Die aus Tomi nach Rom ziehenden Elegien brachten den Freunden Botschaft und sollten den Caesar gnädig stimmen. So war ihre Sprache zwiefach gebunden : durch den Vers und durch den Zweck. Sie waren Dichtung und Bittschrift zugleich.
Es ist daher anzunehmen, daß Ovid neben den verwendbaren Gedichten auch solche schrieb, die geheimzuhalten er genötigt war. In ihnen mochten Zorn, Trauer und Liebe unverhüllt sein. Für sie gab es keine Öffentlichkeit. Man fand sie nicht.
Aus solchen nur vorausgesetzten, unaufgefundenen Elegien besteht dieses Buch.

Les élégies qui voyageaient de Tomi à Rome apportaient un message aux amis, avaient le dessein d’adoucir le César en sa faveur. C’est pourquoi leur langue devait respecter deux impératifs : le vers et l’intention. Elles étaient à la fois poésie et supplique.
On peut donc supposer qu’Ovide, à côté des poésies utilitaires, en écrivit d’autres qu’il devait tenir secrètes. Dans ces dernières, sans doute, la colère, la tristesse et l’amour devaient apparaître sans fard. Il n’y avait pas de public pour elles. On ne les trouva point.
Le présent livre contient ces élégies dont nous ne pouvons qu’imaginer l’existence et qui jamais ne furent retrouvées52.

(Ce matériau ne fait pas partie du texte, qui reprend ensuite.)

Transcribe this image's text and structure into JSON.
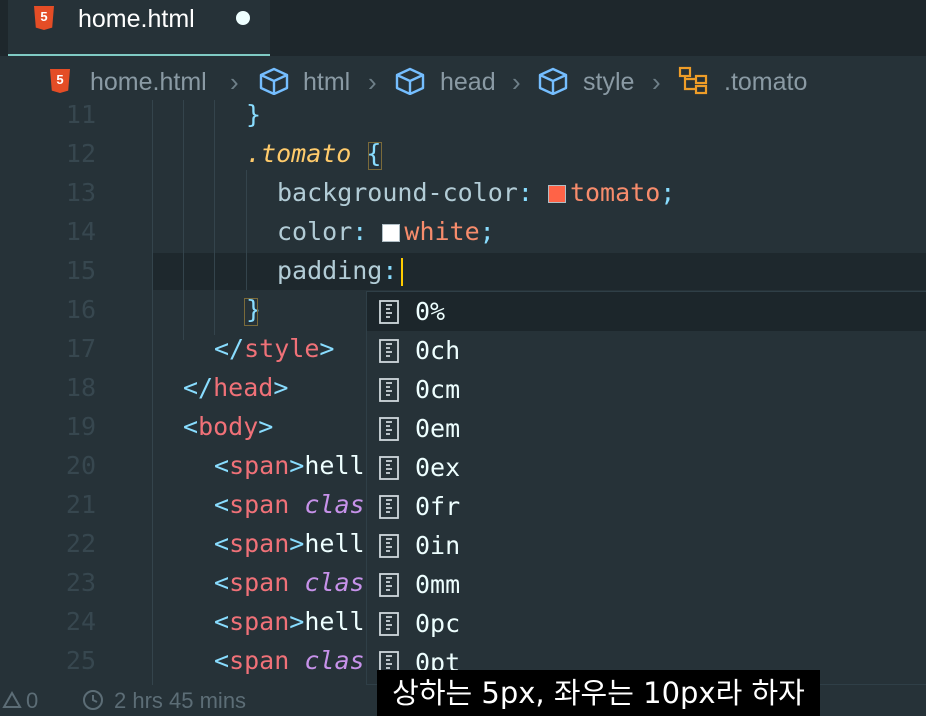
{
  "tab": {
    "label": "home.html",
    "file_icon": "html5-icon",
    "unsaved": true
  },
  "breadcrumb": {
    "file": "home.html",
    "items": [
      "html",
      "head",
      "style",
      ".tomato"
    ],
    "item_icons": [
      "cube-icon",
      "cube-icon",
      "cube-icon",
      "css-rule-icon"
    ]
  },
  "editor": {
    "line_numbers": [
      "11",
      "12",
      "13",
      "14",
      "15",
      "16",
      "17",
      "18",
      "19",
      "20",
      "21",
      "22",
      "23",
      "24",
      "25"
    ],
    "line11": "}",
    "line12": {
      "selector": ".tomato",
      "brace": "{"
    },
    "line13": {
      "prop": "background-color",
      "colon": ":",
      "value": "tomato",
      "semi": ";",
      "swatch_color": "#ff6347"
    },
    "line14": {
      "prop": "color",
      "colon": ":",
      "value": "white",
      "semi": ";",
      "swatch_color": "#ffffff"
    },
    "line15": {
      "prop": "padding",
      "colon": ":"
    },
    "line16": "}",
    "line17": {
      "open": "</",
      "name": "style",
      "close": ">"
    },
    "line18": {
      "open": "</",
      "name": "head",
      "close": ">"
    },
    "line19": {
      "open": "<",
      "name": "body",
      "close": ">"
    },
    "line20": {
      "open": "<",
      "name": "span",
      "close": ">",
      "text": "hell"
    },
    "line21": {
      "open": "<",
      "name": "span",
      "attr": "clas"
    },
    "line22": {
      "open": "<",
      "name": "span",
      "close": ">",
      "text": "hell"
    },
    "line23": {
      "open": "<",
      "name": "span",
      "attr": "clas"
    },
    "line24": {
      "open": "<",
      "name": "span",
      "close": ">",
      "text": "hell"
    },
    "line25": {
      "open": "<",
      "name": "span",
      "attr": "clas"
    }
  },
  "suggestions": {
    "items": [
      "0%",
      "0ch",
      "0cm",
      "0em",
      "0ex",
      "0fr",
      "0in",
      "0mm",
      "0pc",
      "0pt"
    ],
    "item_icon": "unit-ruler-icon",
    "selected_index": 0
  },
  "statusbar": {
    "problems": "0",
    "time": "2 hrs 45 mins"
  },
  "subtitle": "상하는 5px, 좌우는 10px라 하자"
}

27Fischer imagine donc avec un bonheur certain l’envers clandestin d’un discours soumis à la contrainte impériale et campe un Ovide défiant son bourreau, tel que lui-même s’est livré à la postérité dans l’épilogue des Métamorphoses. Le poème intitulé « Le repentir d’Ovide (Die Reue des Ovid) » est particulièrement emblématique à cet égard :

Rome, dis-tu, serait vertueuse et suivrait les coutumes des ancêtres,
depuis que mon art impudique ne séduit plus la jeunesse.
Oh ! vertueux Auguste !
Une fois échappé au vice,
maugréant il prend la vertu à sa solde, pour nourrice de son pouvoir,
non pas celle qui chemine, austère, aux côtés de la liberté,
mais la mégère qui la nuit fouille en secret les lits…
[…]
Je déplore avant tout d’avoir été si longtemps serviteur du Pouvoir ! Annonce
là-bas à Rome que je vis en pays étranger, vieillissant au milieu du froid
et de la pauvreté, sans amour pour ce pays. Annonce la masure
que tu as vue, et la neige qui la recouvre et l’étouffe !
Annonce au César que tu as vu l’homme exilé aux frontières
de votre monde policé — tremblant de froid mais serein et libre53.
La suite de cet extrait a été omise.